Constatamos que a questão principal é o estatuto dos conhecimentos em função da
sua origem. É interessante constatar que o debate sobre o "valor" diferencial
dos conhecimentos em função do seu método de produção (em conformidade ou não
com a tradição em curso), e não a sua exatidão em relação ao "objeto" estudado,
existe em outras disciplinas. Vinciane Despret (2011) descreve, com humor, o
facto de certos etólogos experimentais considerarem com condescendência os
conhecimentos comprovados pela experiência dos tratadores, criadores,
treinadores de animais, designando-os então como simples "anedotas" face ao que
pretendem estudar em laboratório. Mas ela também refere como as fronteiras se
misturam quando certos desses animais recalcitrantes manifestam intenções
individuais na altura das experimentações de laboratório - condições
artificiais para eles - intenções essas que vão contra as instruções dos
experimentadores. Daí que cheguem a abandonar o plano experimental projetado,
acusando esses animais - sobretudo os gatos - de "deturpar as experiências".

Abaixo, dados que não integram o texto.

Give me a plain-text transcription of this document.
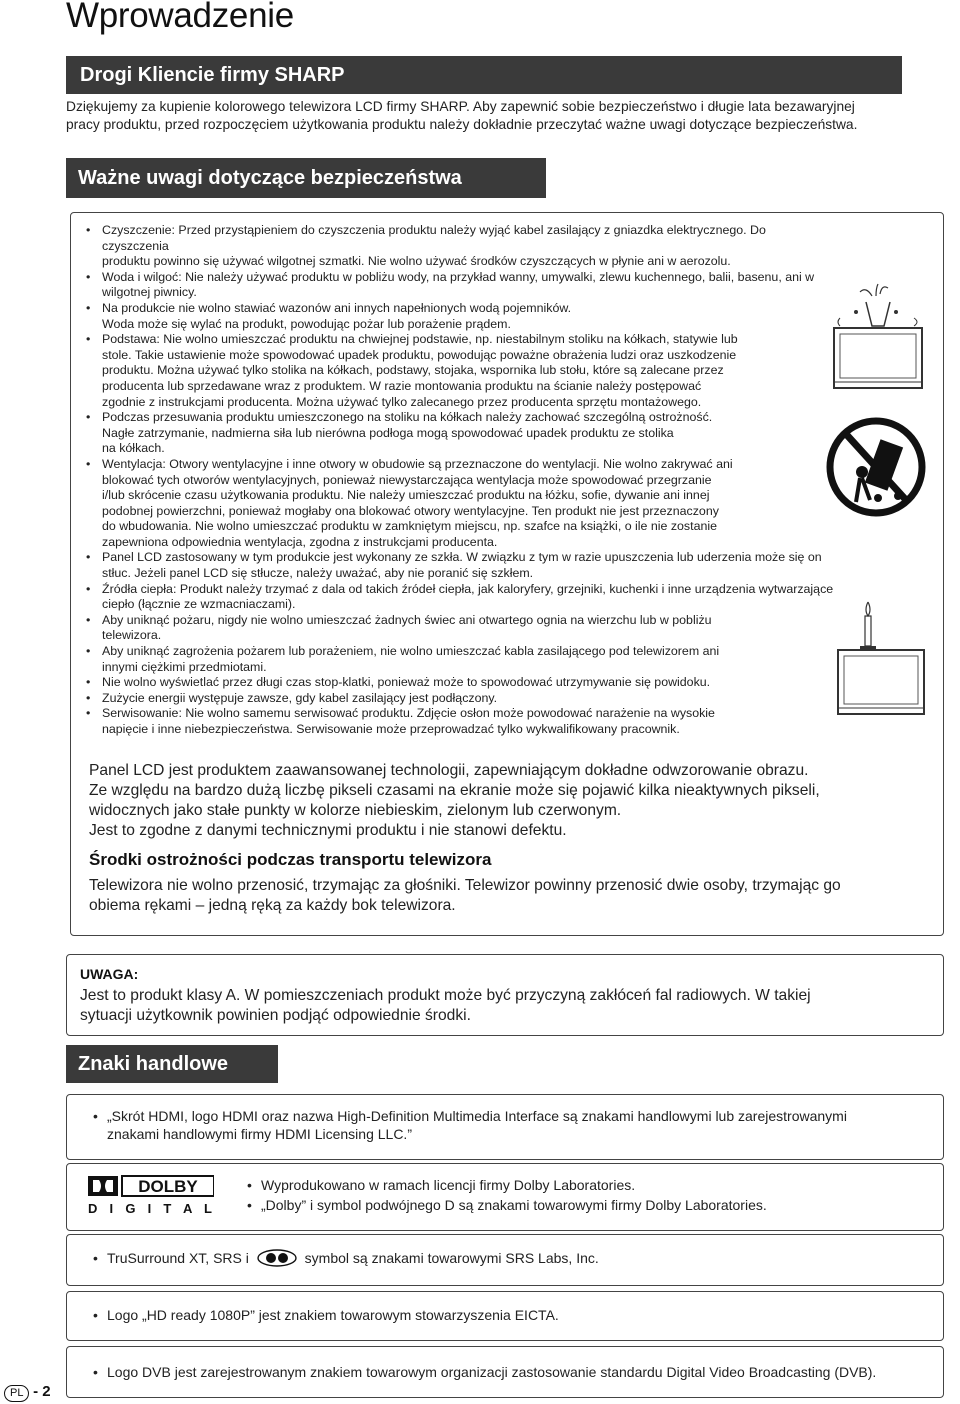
Wprowadzenie
Drogi Kliencie firmy SHARP
Dziękujemy za kupienie kolorowego telewizora LCD firmy SHARP. Aby zapewnić sobie bezpieczeństwo i długie lata bezawaryjnej
pracy produktu, przed rozpoczęciem użytkowania produktu należy dokładnie przeczytać ważne uwagi dotyczące bezpieczeństwa.
Ważne uwagi dotyczące bezpieczeństwa
• Czyszczenie: Przed przystąpieniem do czyszczenia produktu należy wyjąć kabel zasilający z gniazdka elektrycznego. Do czyszczenia
produktu powinno się używać wilgotnej szmatki. Nie wolno używać środków czyszczących w płynie ani w aerozolu.
• Woda i wilgoć: Nie należy używać produktu w pobliżu wody, na przykład wanny, umywalki, zlewu kuchennego, balii, basenu, ani w
wilgotnej piwnicy.
• Na produkcie nie wolno stawiać wazonów ani innych napełnionych wodą pojemników.
Woda może się wylać na produkt, powodując pożar lub porażenie prądem.
• Podstawa: Nie wolno umieszczać produktu na chwiejnej podstawie, np. niestabilnym stoliku na kółkach, statywie lub
stole. Takie ustawienie może spowodować upadek produktu, powodując poważne obrażenia ludzi oraz uszkodzenie
produktu. Można używać tylko stolika na kółkach, podstawy, stojaka, wspornika lub stołu, które są zalecane przez
producenta lub sprzedawane wraz z produktem. W razie montowania produktu na ścianie należy postępować
zgodnie z instrukcjami producenta. Można używać tylko zalecanego przez producenta sprzętu montażowego.
• Podczas przesuwania produktu umieszczonego na stoliku na kółkach należy zachować szczególną ostrożność.
Nagłe zatrzymanie, nadmierna siła lub nierówna podłoga mogą spowodować upadek produktu ze stolika
na kółkach.
• Wentylacja: Otwory wentylacyjne i inne otwory w obudowie są przeznaczone do wentylacji. Nie wolno zakrywać ani
blokować tych otworów wentylacyjnych, ponieważ niewystarczająca wentylacja może spowodować przegrzanie
i/lub skrócenie czasu użytkowania produktu. Nie należy umieszczać produktu na łóżku, sofie, dywanie ani innej
podobnej powierzchni, ponieważ mogłaby ona blokować otwory wentylacyjne. Ten produkt nie jest przeznaczony
do wbudowania. Nie wolno umieszczać produktu w zamkniętym miejscu, np. szafce na książki, o ile nie zostanie
zapewniona odpowiednia wentylacja, zgodna z instrukcjami producenta.
• Panel LCD zastosowany w tym produkcie jest wykonany ze szkła. W związku z tym w razie upuszczenia lub uderzenia może się on
stłuc. Jeżeli panel LCD się stłucze, należy uważać, aby nie poranić się szkłem.
• Źródła ciepła: Produkt należy trzymać z dala od takich źródeł ciepła, jak kaloryfery, grzejniki, kuchenki i inne urządzenia wytwarzające
ciepło (łącznie ze wzmacniaczami).
• Aby uniknąć pożaru, nigdy nie wolno umieszczać żadnych świec ani otwartego ognia na wierzchu lub w pobliżu
telewizora.
• Aby uniknąć zagrożenia pożarem lub porażeniem, nie wolno umieszczać kabla zasilającego pod telewizorem ani
innymi ciężkimi przedmiotami.
• Nie wolno wyświetlać przez długi czas stop-klatki, ponieważ może to spowodować utrzymywanie się powidoku.
• Zużycie energii występuje zawsze, gdy kabel zasilający jest podłączony.
• Serwisowanie: Nie wolno samemu serwisować produktu. Zdjęcie osłon może powodować narażenie na wysokie
napięcie i inne niebezpieczeństwa. Serwisowanie może przeprowadzać tylko wykwalifikowany pracownik.
Panel LCD jest produktem zaawansowanej technologii, zapewniającym dokładne odwzorowanie obrazu.
Ze względu na bardzo dużą liczbę pikseli czasami na ekranie może się pojawić kilka nieaktywnych pikseli,
widocznych jako stałe punkty w kolorze niebieskim, zielonym lub czerwonym.
Jest to zgodne z danymi technicznymi produktu i nie stanowi defektu.
Środki ostrożności podczas transportu telewizora
Telewizora nie wolno przenosić, trzymając za głośniki. Telewizor powinny przenosić dwie osoby, trzymając go
obiema rękami – jedną ręką za każdy bok telewizora.
UWAGA:
Jest to produkt klasy A. W pomieszczeniach produkt może być przyczyną zakłóceń fal radiowych. W takiej
sytuacji użytkownik powinien podjąć odpowiednie środki.
Znaki handlowe
• „Skrót HDMI, logo HDMI oraz nazwa High-Definition Multimedia Interface są znakami handlowymi lub zarejestrowanymi
znakami handlowymi firmy HDMI Licensing LLC.”
• Wyprodukowano w ramach licencji firmy Dolby Laboratories.
• „Dolby” i symbol podwójnego D są znakami towarowymi firmy Dolby Laboratories.
DOLBY
D I G I T A L
• TruSurround XT, SRS i	symbol są znakami towarowymi SRS Labs, Inc.
• Logo „HD ready 1080P” jest znakiem towarowym stowarzyszenia EICTA.
• Logo DVB jest zarejestrowanym znakiem towarowym organizacji zastosowanie standardu Digital Video Broadcasting (DVB).
PL - 2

Enquanto um animal colocado em condições naturais, que o satisfazem, realiza
muito facilmente a tarefa em questão: um mynah que tinha sido reformado por
incompetência em aprender a falar no laboratório a partir de frases registadas,
quando adotado pela família de um técnico desse laboratório, passou a falar
muito rapidamente a partir das vozes humanas que o envolviam.

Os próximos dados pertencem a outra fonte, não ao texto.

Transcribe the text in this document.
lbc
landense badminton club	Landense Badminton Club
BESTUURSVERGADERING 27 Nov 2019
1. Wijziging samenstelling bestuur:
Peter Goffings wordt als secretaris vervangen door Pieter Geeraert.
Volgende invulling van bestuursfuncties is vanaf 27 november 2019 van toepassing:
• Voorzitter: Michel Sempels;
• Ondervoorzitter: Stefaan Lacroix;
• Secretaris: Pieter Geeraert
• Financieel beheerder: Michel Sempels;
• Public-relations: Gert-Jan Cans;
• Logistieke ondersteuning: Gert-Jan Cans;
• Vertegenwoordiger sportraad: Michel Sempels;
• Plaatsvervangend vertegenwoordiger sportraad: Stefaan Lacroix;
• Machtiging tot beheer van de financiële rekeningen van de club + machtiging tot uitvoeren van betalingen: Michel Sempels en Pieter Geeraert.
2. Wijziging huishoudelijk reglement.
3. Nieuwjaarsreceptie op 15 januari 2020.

Produzem-se, aparentemente, no momento atual dois fenómenos novos interessantes
e em parte ligados, tanto para a etologia como para a ergonomia: um esbatimento
de fronteiras entre laboratório e terreno (abordagens indutiva e dedutiva da
descoberta) e sobretudo um reconhecimento do valor e da complementaridade dos
conhecimentos "híbridos" (Latour & Wolgar, 1979; a cognição distribuída)

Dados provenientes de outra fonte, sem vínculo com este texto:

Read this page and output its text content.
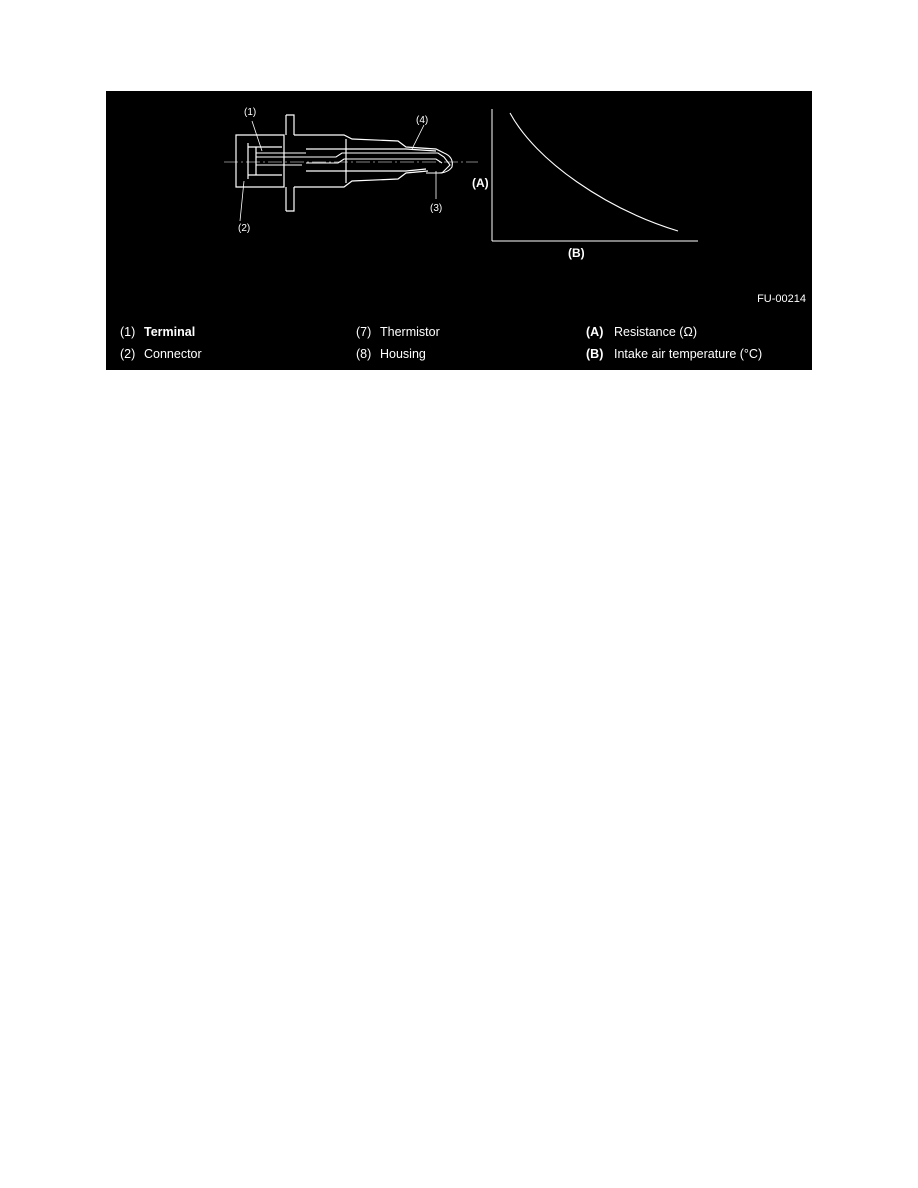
(1)
(2)
(3)
(4)
(A)
(B)
FU-00214
(1) Terminal
(2) Connector
(7) Thermistor
(8) Housing
(A) Resistance (Ω)
(B) Intake air temperature (°C)
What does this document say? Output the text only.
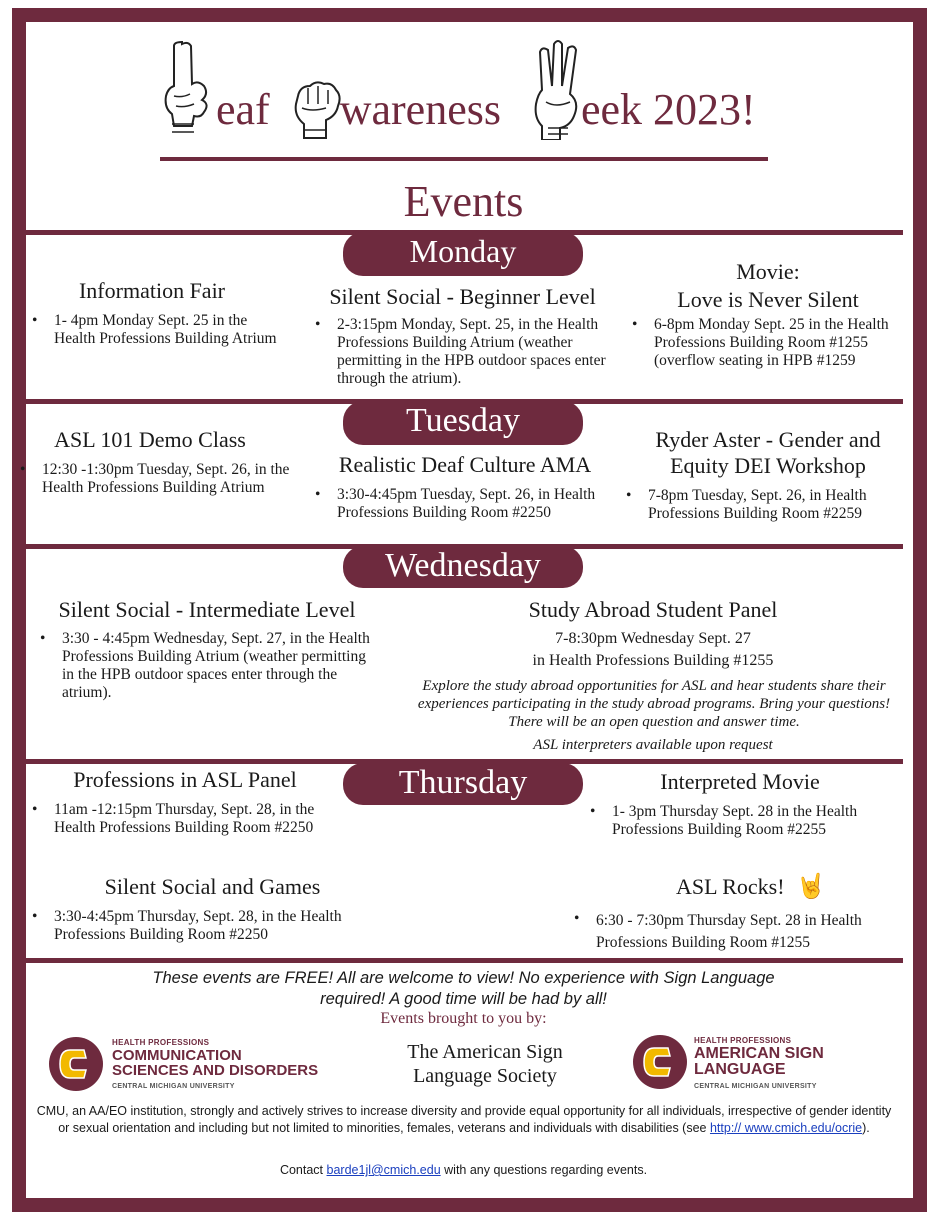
eaf wareness eek 2023!
Events
Monday
Information Fair
• 1- 4pm Monday Sept. 25 in the Health Professions Building Atrium
Silent Social - Beginner Level
• 2-3:15pm Monday, Sept. 25, in the Health Professions Building Atrium (weather permitting in the HPB outdoor spaces enter through the atrium).
Movie:
Love is Never Silent
• 6-8pm Monday Sept. 25 in the Health Professions Building Room #1255 (overflow seating in HPB #1259
Tuesday
ASL 101 Demo Class
• 12:30 -1:30pm Tuesday, Sept. 26, in the Health Professions Building Atrium
Realistic Deaf Culture AMA
• 3:30-4:45pm Tuesday, Sept. 26, in Health Professions Building Room #2250
Ryder Aster - Gender and
Equity DEI Workshop
• 7-8pm Tuesday, Sept. 26, in Health Professions Building Room #2259
Wednesday
Silent Social - Intermediate Level
• 3:30 - 4:45pm Wednesday, Sept. 27, in the Health Professions Building Atrium (weather permitting in the HPB outdoor spaces enter through the atrium).
Study Abroad Student Panel
7-8:30pm Wednesday Sept. 27
in Health Professions Building #1255
Explore the study abroad opportunities for ASL and hear students share their experiences participating in the study abroad programs. Bring your questions! There will be an open question and answer time.
ASL interpreters available upon request
Thursday
Professions in ASL Panel
• 11am -12:15pm Thursday, Sept. 28, in the Health Professions Building Room #2250
Interpreted Movie
• 1- 3pm Thursday Sept. 28 in the Health Professions Building Room #2255
Silent Social and Games
• 3:30-4:45pm Thursday, Sept. 28, in the Health Professions Building Room #2250
ASL Rocks! 🤘
• 6:30 - 7:30pm Thursday Sept. 28 in Health Professions Building Room #1255
These events are FREE! All are welcome to view! No experience with Sign Language
required! A good time will be had by all!
Events brought to you by:
HEALTH PROFESSIONS
COMMUNICATION
SCIENCES AND DISORDERS
CENTRAL MICHIGAN UNIVERSITY
The American Sign
Language Society
HEALTH PROFESSIONS
AMERICAN SIGN
LANGUAGE
CENTRAL MICHIGAN UNIVERSITY
CMU, an AA/EO institution, strongly and actively strives to increase diversity and provide equal opportunity for all individuals, irrespective of gender identity or sexual orientation and including but not limited to minorities, females, veterans and individuals with disabilities (see http:// www.cmich.edu/ocrie).
Contact barde1jl@cmich.edu with any questions regarding events.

provenientes de fontes diferentes, assim como da experiência nestes dois
sentidos: adquirida pela prática ou construída artificialmente. A noção de
"comunidade científica ou de investigação alargada" preconizada pela equipa de
Ivar Oddone e seus adeptos (Muniz, Brito, Souza, Athayde & Lacomblez, 2013)
torna-se menos utópica.
Em conclusão, para sair do dilema laboratório/terreno, podemos desejar ser mais
semelhantes com abelhas do que com formigas ou aranhas, segundo a evocação que
disso faz Francis Bacon (1620) que nos faz voltar ao século XVII de onde
partimos com a invenção do termo "laboratório":
"Os empíricos, semelhantes às formigas, só sabem amassar e usar; os
racionalistas, semelhantes às aranhas, fazem quadros que retiram de si
próprios. O procedimento da abelha fica a meio de entre os dois: ela recolhe os
seus materiais das flores dos jardins e dos campos, mas ela transforma-os e
destila-os graças a uma propriedade que lhe é própria" (tradução livre).